Esto era algo de nuestra oración el día pasado a la mañana, en la cripta de la Iglesia de los jesuitas en el corazón de San Sebastián. Un pequeño círculo de almas comprometidas con la paz elevaba su incontenido anhelo de hermandad universal desde bajo tierra. Al mismo tiempo, algo infinitamente más grande, silencioso y poderoso oraba también sin interrupción alguna a nuestra vera…
Ese día, al despertarnos y recoger los sacos, una de las compañeras del encierro, aseguraba haber oído el mar. Comentaba que a la noche, cuando todo calla, los vehículos duermen y el asfalto también se aquieta, apurando el oído, se logra escuchar las olas. Hemos estado encerrados en ayuno y oración interreligioso por la paz en Tierra Santa.

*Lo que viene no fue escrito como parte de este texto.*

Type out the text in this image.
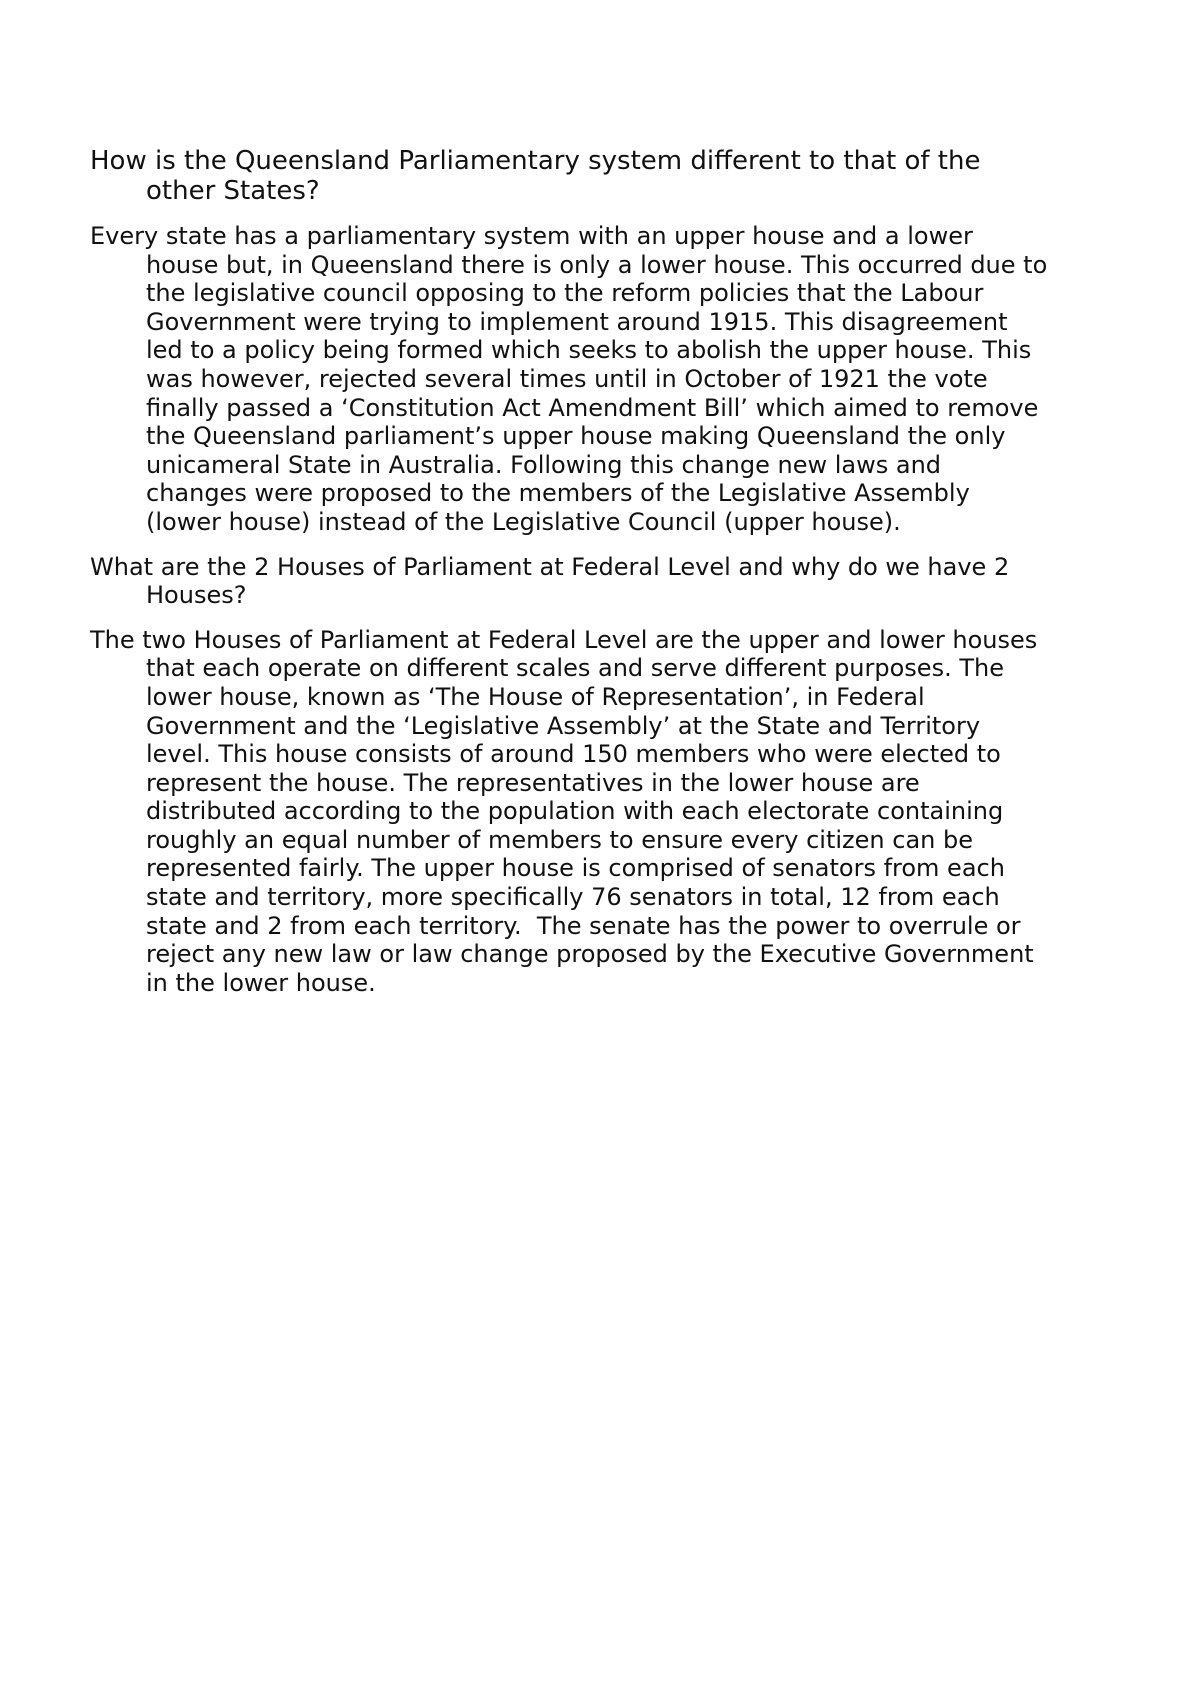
How is the Queensland Parliamentary system different to that of the
other States?

Every state has a parliamentary system with an upper house and a lower
house but, in Queensland there is only a lower house. This occurred due to
the legislative council opposing to the reform policies that the Labour
Government were trying to implement around 1915. This disagreement
led to a policy being formed which seeks to abolish the upper house. This
was however, rejected several times until in October of 1921 the vote
finally passed a ‘Constitution Act Amendment Bill’ which aimed to remove
the Queensland parliament’s upper house making Queensland the only
unicameral State in Australia. Following this change new laws and
changes were proposed to the members of the Legislative Assembly
(lower house) instead of the Legislative Council (upper house).

What are the 2 Houses of Parliament at Federal Level and why do we have 2
Houses?

The two Houses of Parliament at Federal Level are the upper and lower houses
that each operate on different scales and serve different purposes. The
lower house, known as ‘The House of Representation’, in Federal
Government and the ‘Legislative Assembly’ at the State and Territory
level. This house consists of around 150 members who were elected to
represent the house. The representatives in the lower house are
distributed according to the population with each electorate containing
roughly an equal number of members to ensure every citizen can be
represented fairly. The upper house is comprised of senators from each
state and territory, more specifically 76 senators in total, 12 from each
state and 2 from each territory.  The senate has the power to overrule or
reject any new law or law change proposed by the Executive Government
in the lower house.
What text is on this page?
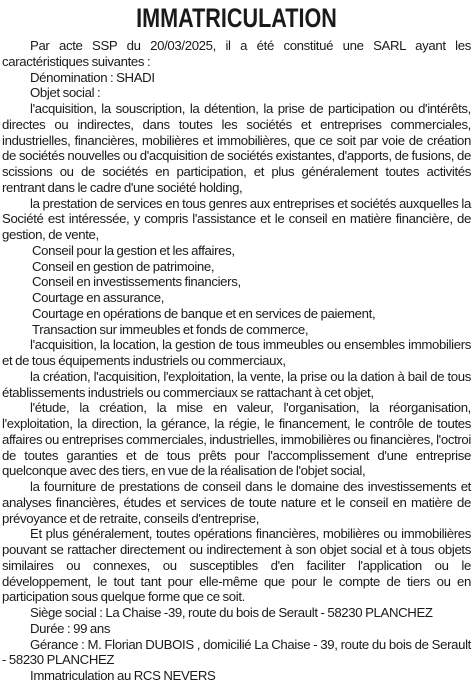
IMMATRICULATION

Par acte SSP du 20/03/2025, il a été constitué une SARL ayant les caractéristiques suivantes :

Dénomination : SHADI

Objet social :

l'acquisition, la souscription, la détention, la prise de participation ou d'intérêts, directes ou indirectes, dans toutes les sociétés et entreprises commerciales, industrielles, financières, mobilières et immobilières, que ce soit par voie de création de sociétés nouvelles ou d'acquisition de sociétés existantes, d'apports, de fusions, de scissions ou de sociétés en participation, et plus généralement toutes activités rentrant dans le cadre d'une société holding,

la prestation de services en tous genres aux entreprises et sociétés auxquelles la Société est intéressée, y compris l'assistance et le conseil en matière financière, de gestion, de vente,

Conseil pour la gestion et les affaires,

Conseil en gestion de patrimoine,

Conseil en investissements financiers,

Courtage en assurance,

Courtage en opérations de banque et en services de paiement,

Transaction sur immeubles et fonds de commerce,

l'acquisition, la location, la gestion de tous immeubles ou ensembles immobiliers et de tous équipements industriels ou commerciaux,

la création, l'acquisition, l'exploitation, la vente, la prise ou la dation à bail de tous établissements industriels ou commerciaux se rattachant à cet objet,

l'étude, la création, la mise en valeur, l'organisation, la réorganisation, l'exploitation, la direction, la gérance, la régie, le financement, le contrôle de toutes affaires ou entreprises commerciales, industrielles, immobilières ou financières, l'octroi de toutes garanties et de tous prêts pour l'accomplissement d'une entreprise quelconque avec des tiers, en vue de la réalisation de l'objet social,

la fourniture de prestations de conseil dans le domaine des investissements et analyses financières, études et services de toute nature et le conseil en matière de prévoyance et de retraite, conseils d'entreprise,

Et plus généralement, toutes opérations financières, mobilières ou immobilières pouvant se rattacher directement ou indirectement à son objet social et à tous objets similaires ou connexes, ou susceptibles d'en faciliter l'application ou le développement, le tout tant pour elle-même que pour le compte de tiers ou en participation sous quelque forme que ce soit.

Siège social : La Chaise -39, route du bois de Serault - 58230 PLANCHEZ

Durée : 99 ans

Gérance : M. Florian DUBOIS , domicilié La Chaise - 39, route du bois de Serault - 58230 PLANCHEZ

Immatriculation au RCS NEVERS
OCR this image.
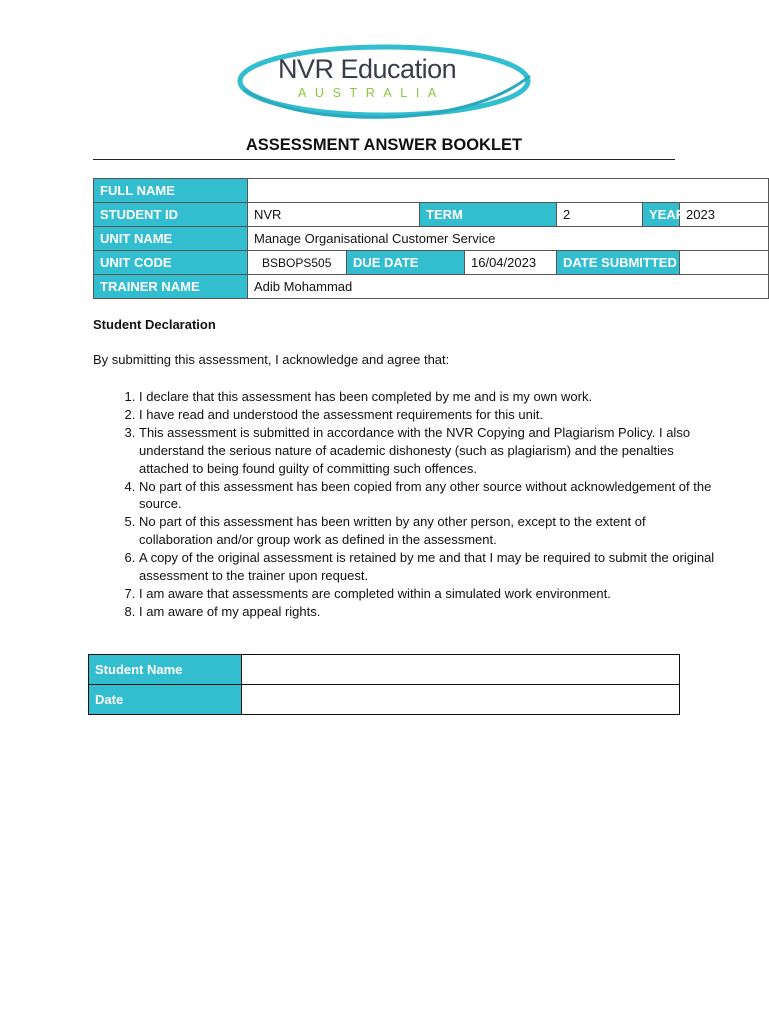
NVR Education
AUSTRALIA
ASSESSMENT ANSWER BOOKLET
FULL NAME							
STUDENT ID	NVR		TERM		2	YEAR	2023
UNIT NAME	Manage Organisational Customer Service						
UNIT CODE	BSBOPS505	DUE DATE		16/04/2023	DATE SUBMITTED		
TRAINER NAME	Adib Mohammad						
Student Declaration
By submitting this assessment, I acknowledge and agree that:
1. I declare that this assessment has been completed by me and is my own work.
2. I have read and understood the assessment requirements for this unit.
3. This assessment is submitted in accordance with the NVR Copying and Plagiarism Policy. I also understand the serious nature of academic dishonesty (such as plagiarism) and the penalties attached to being found guilty of committing such offences.
4. No part of this assessment has been copied from any other source without acknowledgement of the source.
5. No part of this assessment has been written by any other person, except to the extent of collaboration and/or group work as defined in the assessment.
6. A copy of the original assessment is retained by me and that I may be required to submit the original assessment to the trainer upon request.
7. I am aware that assessments are completed within a simulated work environment.
8. I am aware of my appeal rights.
Student Name	
Date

Sólo unos jardines hasta la arena infinita, sólo median los tamarindos y la primavera de “Alderdi Eder”. Solo pedíamos un trozo de océano, un horizonte para toda la humanidad, sobre todo para la más sufriente. Sólo apurar oído para intentar encarnar recogimiento, ritmo sagrado y comunión. Podamos escuchar el mar, su incesante invitación de paz y armonía para todos nuestros hermanos de todas las condiciones, de todas las fes, de todas las razas…
Las paredes de la cripta también escucharon a la mañana…
“Haznos ser semillas que en el mundo hagan brotar la fraternidad. Padre nuestro, danos ojos nuevos y corazón de madre para acercarnos al otro. Una misericordia también que lo cubra todo, que confía y espera…”
Ensayando oír las olas, atendiendo su llamada a la Paz oceánica, acogiendo su invitación, somos salvos. Con el estómago vacío, con el té verde caliente precipitándose dentro en caída libre, sólo aspirábamos a encarnar esa Misericordia capaz de cubrirlo todo.